The distance between points AB, AC, BC, DE, and AE based on preoperative and intraoperative data was 7.576 ± 0.212 cm vs 7.573 ± 0.266 cm, 7.627 ± 0.212 cm vs 7.627 ± 0.212 cm, 7.677 ± 0.229 cm vs 7.567 ± 0.786 cm, 7.589 ± 0.204 cm vs 7.512 ± 0.21 cm, and 7.617 ± 0.231 cm vs 7.582 ± 0.189 cm, respectively. All differences were not statistically significant (P > 0.05).
The use of multislice spiral CT-based 3D reconstruction technique before hernia repair surgery allows accurate measurement of data and relationships of different anatomic sites in the MPO region. This technique can provide precise data for the production of 3D-printed biologic meshes.

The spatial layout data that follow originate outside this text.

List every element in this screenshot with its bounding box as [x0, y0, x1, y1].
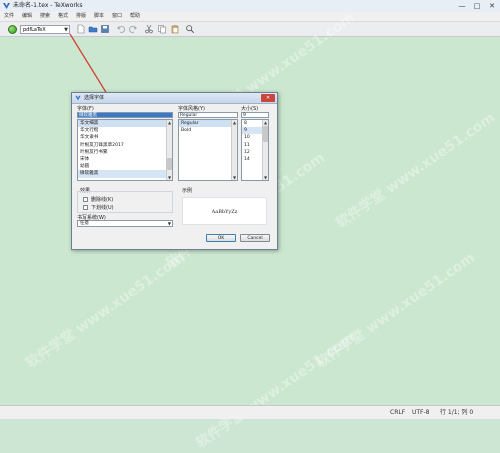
- dialog-title-bar: 选择字体 ✕: [72, 93, 277, 104]
- scroll-down-icon[interactable]: ▼: [263, 175, 268, 180]
- list-item[interactable]: 华文行楷: [78, 127, 172, 134]
- scroll-up-icon[interactable]: ▲: [167, 120, 172, 125]
- style-label: 字体风格(Y): [178, 106, 205, 112]
- style-list-scrollbar[interactable]: ▲ ▼: [231, 120, 237, 180]
- font-input-value: 微软雅黑: [79, 113, 97, 118]
- redo-icon[interactable]: [128, 24, 138, 34]
- list-item[interactable]: 叶根友行书繁: [78, 149, 172, 156]
- open-folder-icon[interactable]: [88, 24, 98, 34]
- writing-system-select[interactable]: 任意 ▼: [77, 220, 173, 227]
- line-ending-status[interactable]: CRLF: [390, 406, 405, 419]
- scroll-up-icon[interactable]: ▲: [263, 120, 268, 125]
- underline-checkbox[interactable]: [83, 205, 88, 210]
- scroll-down-icon[interactable]: ▼: [232, 175, 237, 180]
- list-item[interactable]: Regular: [179, 120, 237, 128]
- maximize-button[interactable]: □: [470, 1, 484, 11]
- list-item[interactable]: 叶根友刀锋黑草2017: [78, 142, 172, 149]
- engine-value: pdfLaTeX: [23, 27, 46, 33]
- window-title: 未命名-1.tex - TeXworks: [13, 2, 83, 9]
- menu-file[interactable]: 文件: [4, 12, 14, 21]
- font-list-scrollbar[interactable]: ▲ ▼: [166, 120, 172, 180]
- list-item[interactable]: 宋体: [78, 156, 172, 163]
- texworks-app-icon: [3, 3, 10, 9]
- scroll-down-icon[interactable]: ▼: [167, 175, 172, 180]
- underline-label: 下划线(U): [91, 205, 114, 211]
- font-list[interactable]: 华文细黑 华文行楷 华文隶书 叶根友刀锋黑草2017 叶根友行书繁 宋体 幼圆 …: [77, 119, 173, 181]
- toolbar: [0, 22, 500, 37]
- engine-select[interactable]: pdfLaTeX ▼: [20, 25, 70, 34]
- font-label: 字体(F): [77, 106, 94, 112]
- menu-format[interactable]: 格式: [58, 12, 68, 21]
- style-input[interactable]: Regular: [178, 112, 238, 118]
- menu-help[interactable]: 帮助: [130, 12, 140, 21]
- style-list[interactable]: Regular Bold ▲ ▼: [178, 119, 238, 181]
- close-window-button[interactable]: ✕: [485, 1, 499, 11]
- scroll-thumb[interactable]: [263, 126, 268, 142]
- sample-label: 示例: [182, 188, 193, 194]
- menu-bar: 文件 编辑 搜索 格式 排版 脚本 窗口 帮助: [0, 12, 500, 22]
- cancel-button[interactable]: Cancel: [240, 234, 270, 242]
- search-icon[interactable]: [185, 24, 195, 34]
- ok-button[interactable]: OK: [206, 234, 236, 242]
- list-item[interactable]: 幼圆: [78, 163, 172, 170]
- status-bar: CRLF UTF-8 行 1/1; 列 0: [0, 405, 500, 419]
- font-dialog: 选择字体 ✕ 字体(F) 字体风格(Y) 大小(S) 微软雅黑 Regular …: [71, 92, 278, 250]
- sample-text: AaBbYyZz: [211, 209, 238, 215]
- encoding-status[interactable]: UTF-8: [412, 406, 430, 419]
- strikeout-label: 删除线(K): [91, 197, 114, 203]
- undo-icon[interactable]: [116, 24, 126, 34]
- size-list-scrollbar[interactable]: ▲ ▼: [262, 120, 268, 180]
- scroll-thumb[interactable]: [167, 158, 172, 170]
- writing-system-value: 任意: [80, 221, 89, 226]
- list-item[interactable]: 华文细黑: [78, 120, 172, 128]
- menu-scripts[interactable]: 脚本: [94, 12, 104, 21]
- copy-icon[interactable]: [157, 24, 167, 34]
- menu-search[interactable]: 搜索: [40, 12, 50, 21]
- dialog-close-button[interactable]: ✕: [261, 94, 275, 102]
- save-icon[interactable]: [100, 24, 110, 34]
- list-item[interactable]: Bold: [179, 127, 237, 134]
- size-list[interactable]: 8 9 10 11 12 14 ▲ ▼: [241, 119, 269, 181]
- menu-window[interactable]: 窗口: [112, 12, 122, 21]
- menu-edit[interactable]: 编辑: [22, 12, 32, 21]
- cursor-position-status: 行 1/1; 列 0: [440, 409, 474, 416]
- minimize-button[interactable]: —: [455, 1, 469, 11]
- dialog-title: 选择字体: [84, 95, 105, 101]
- style-input-value: Regular: [180, 113, 198, 118]
- new-file-icon[interactable]: [76, 24, 86, 34]
- scroll-up-icon[interactable]: ▲: [232, 120, 237, 125]
- texworks-app-icon: [75, 95, 81, 101]
- cut-icon[interactable]: [144, 24, 154, 34]
- font-input[interactable]: 微软雅黑: [77, 112, 173, 118]
- chevron-down-icon: ▼: [167, 221, 171, 226]
- list-item[interactable]: 华文隶书: [78, 134, 172, 141]
- font-preview: AaBbYyZz: [182, 197, 267, 225]
- paste-icon[interactable]: [170, 24, 180, 34]
- size-label: 大小(S): [241, 106, 259, 112]
- size-input-value: 9: [243, 113, 246, 118]
- list-item[interactable]: 微软雅黑: [78, 170, 172, 178]
- chevron-down-icon: ▼: [64, 27, 68, 33]
- menu-typeset[interactable]: 排版: [76, 12, 86, 21]
- size-input[interactable]: 9: [241, 112, 269, 118]
- typeset-button[interactable]: [8, 25, 17, 34]
- strikeout-checkbox[interactable]: [83, 197, 88, 202]
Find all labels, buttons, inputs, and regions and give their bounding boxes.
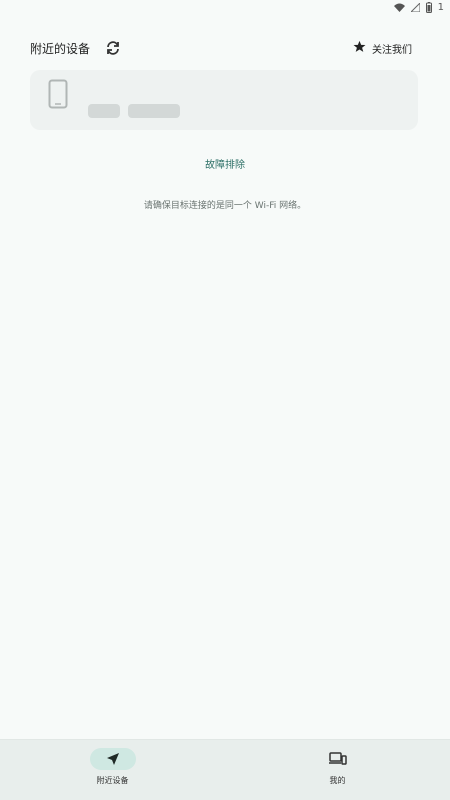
- follow-us-label: 关注我们: [372, 44, 412, 56]
- wifi-icon: [393, 3, 405, 12]
- battery-icon: [425, 1, 432, 13]
- page-title: 附近的设备: [30, 41, 91, 56]
- nav-item-mine[interactable]: 我的: [225, 740, 450, 800]
- star-icon: [353, 40, 366, 56]
- battery-level-text: 1: [437, 1, 444, 13]
- nav-item-nearby-devices[interactable]: 附近设备: [0, 740, 225, 800]
- nav-label-nearby-devices: 附近设备: [96, 776, 129, 785]
- navigation-arrow-icon: [89, 748, 136, 770]
- wifi-hint-text: 请确保目标连接的是同一个 Wi-Fi 网络。: [143, 201, 307, 211]
- refresh-icon[interactable]: [104, 39, 122, 57]
- troubleshoot-link[interactable]: 故障排除: [0, 156, 450, 171]
- header-left: 附近的设备: [30, 39, 122, 57]
- follow-us-button[interactable]: 关注我们: [353, 40, 412, 56]
- status-bar: 1: [0, 0, 450, 14]
- devices-icon: [315, 748, 361, 770]
- device-info-placeholder: [128, 104, 180, 118]
- device-name-placeholder: [88, 104, 120, 118]
- device-card[interactable]: [30, 70, 418, 130]
- header: 附近的设备 关注我们: [30, 36, 412, 60]
- signal-icon: [410, 2, 420, 12]
- nav-label-mine: 我的: [329, 776, 346, 785]
- bottom-navigation: 附近设备 我的: [0, 739, 450, 800]
- smartphone-icon: [48, 79, 68, 113]
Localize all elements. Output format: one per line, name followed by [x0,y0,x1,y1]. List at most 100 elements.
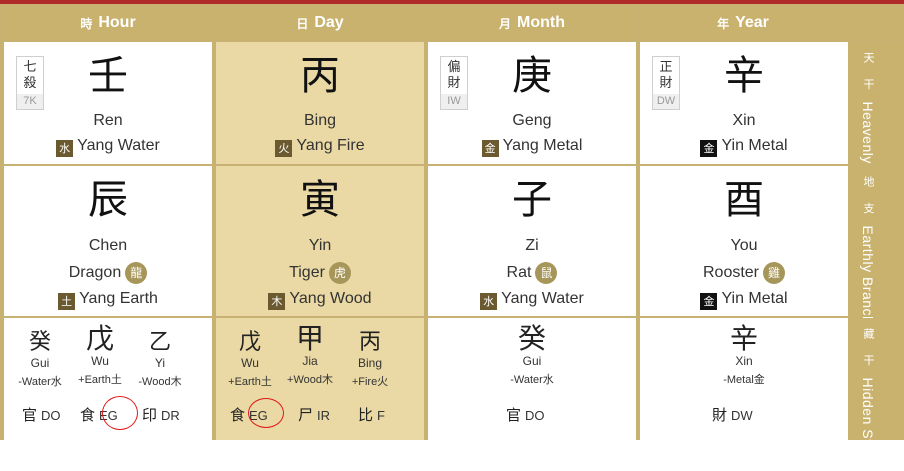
branch-cell-day: 寅 Yin Tiger虎 木Yang Wood [216,166,424,316]
branch-cell-hour: 辰 Chen Dragon龍 土Yang Earth [4,166,212,316]
stem-char-day: 丙 [216,54,424,98]
hidden-stem-day-2: 丙 Bing +Fire火 [342,330,398,389]
ten-god-code: F [377,408,385,423]
header-month-zh: 月 [499,15,511,32]
side-hidden-stems: 藏 干Hidden Stems [850,318,904,440]
earth-icon: 土 [58,293,75,310]
hidden-char: 癸 [12,330,68,356]
ten-god-zh: 比 [358,406,373,424]
hidden-char: 甲 [282,324,338,354]
hidden-element: -Water水 [12,375,68,389]
ten-god-hour-0: 官 DO [22,404,61,425]
hidden-char: 戊 [72,324,128,354]
header-hour-zh: 時 [80,15,92,32]
branch-element-hour: 土Yang Earth [4,290,212,310]
red-annotation-circle [248,398,284,428]
hidden-char: 乙 [132,330,188,356]
branch-animal-year: Rooster雞 [640,262,848,284]
hidden-stem-hour-1: 戊 Wu +Earth土 [72,324,128,387]
fire-icon: 火 [275,140,292,157]
stem-element-label-year: Yin Metal [721,137,787,154]
stem-element-label-hour: Yang Water [77,137,160,154]
branch-element-label-year: Yin Metal [721,290,787,307]
animal-label-year: Rooster [703,264,759,281]
side-hidden-en: Hidden Stems [860,378,876,471]
header-year: 年 Year [640,6,846,40]
rat-icon: 鼠 [535,262,557,284]
red-annotation-circle [102,396,138,430]
hidden-char: 癸 [504,324,560,354]
animal-label-day: Tiger [289,264,325,281]
ten-god-zh: 官 [506,406,521,424]
header-day-zh: 日 [296,15,308,32]
ten-god-code: DO [41,408,61,423]
wood-icon: 木 [268,293,285,310]
hidden-stem-month-0: 癸 Gui -Water水 [504,324,560,387]
ten-god-hour-2: 印DR [142,404,180,425]
rooster-icon: 雞 [763,262,785,284]
side-earthly-branches: 地 支Earthly Branches [850,166,904,316]
hidden-cell-day: 戊 Wu +Earth土 甲 Jia +Wood木 丙 Bing +Fire火 … [216,318,424,440]
stem-element-year: 金Yin Metal [640,137,848,157]
ten-god-zh: 尸 [298,406,313,424]
side-heavenly-stems: 天 干Heavenly Stems [850,42,904,164]
hidden-char: 丙 [342,330,398,356]
ten-god-zh: 官 [22,406,37,424]
hidden-stem-day-1: 甲 Jia +Wood木 [282,324,338,387]
stem-cell-year: 正財 DW 辛 Xin 金Yin Metal [640,42,848,164]
stem-element-label-day: Yang Fire [296,137,364,154]
ten-god-day-2: 比F [358,404,385,425]
stem-cell-hour: 七殺 7K 壬 Ren 水Yang Water [4,42,212,164]
dragon-icon: 龍 [125,262,147,284]
branch-animal-day: Tiger虎 [216,262,424,284]
ten-god-zh: 食 [230,406,245,424]
ten-god-code: DR [161,408,180,423]
water-icon: 水 [480,293,497,310]
metal-icon: 金 [700,293,717,310]
metal-icon: 金 [482,140,499,157]
stem-char-month: 庚 [428,54,636,98]
hidden-stem-year-0: 辛 Xin -Metal金 [716,324,772,387]
branch-pinyin-day: Yin [216,237,424,255]
ten-god-code: DW [731,408,753,423]
stem-element-month: 金Yang Metal [428,137,636,157]
header-corner [850,6,904,40]
hidden-stem-hour-0: 癸 Gui -Water水 [12,330,68,389]
side-hidden-zh: 藏 干 [862,328,875,372]
ten-god-year-0: 財 DW [712,404,753,425]
branch-element-label-month: Yang Water [501,290,584,307]
stem-pinyin-hour: Ren [4,112,212,130]
stem-cell-month: 偏財 IW 庚 Geng 金Yang Metal [428,42,636,164]
header-day-label: Day [314,14,343,32]
side-stems-zh: 天 干 [862,52,875,96]
branch-cell-year: 酉 You Rooster雞 金Yin Metal [640,166,848,316]
hidden-char: 戊 [222,330,278,356]
stem-element-label-month: Yang Metal [503,137,583,154]
branch-element-year: 金Yin Metal [640,290,848,310]
branch-char-year: 酉 [640,178,848,222]
hidden-element: +Fire火 [342,375,398,389]
header-day: 日 Day [216,6,424,40]
hidden-element: +Earth土 [72,373,128,387]
hidden-char: 辛 [716,324,772,354]
branch-element-label-hour: Yang Earth [79,290,158,307]
ten-god-month-0: 官DO [506,404,545,425]
hidden-pinyin: Wu [222,356,278,370]
animal-label-hour: Dragon [69,264,121,281]
hidden-pinyin: Yi [132,356,188,370]
stem-char-hour: 壬 [4,54,212,98]
hidden-element: -Water水 [504,373,560,387]
hidden-element: -Wood木 [132,375,188,389]
stem-element-day: 火Yang Fire [216,137,424,157]
hidden-cell-year: 辛 Xin -Metal金 財 DW [640,318,848,440]
water-icon: 水 [56,140,73,157]
tiger-icon: 虎 [329,262,351,284]
hidden-pinyin: Gui [12,356,68,370]
hidden-pinyin: Bing [342,356,398,370]
ten-god-zh: 財 [712,406,727,424]
branch-element-label-day: Yang Wood [289,290,371,307]
ten-god-code: IR [317,408,330,423]
hidden-pinyin: Gui [504,354,560,368]
hidden-stem-hour-2: 乙 Yi -Wood木 [132,330,188,389]
hidden-pinyin: Wu [72,354,128,368]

Specifically in hernia repair surgery, the use of 3D-printed biologic meshes has drawn increasing attention due to their demonstrated advantages, such as low recurrence rate, infection rate, and frequency of adverse reactions and rapid integration with the body. The first step of 3D-printed biologic mesh production is based on CT-based 3D reconstruction, i.e., generation of stereoscopic images of the MPO and defect sites for data analysis, which allows the CT-based 3D reconstruction technique to become an ideal measurement method that can rapidly provide precise data to support the production of 3D-printed biologic meshes.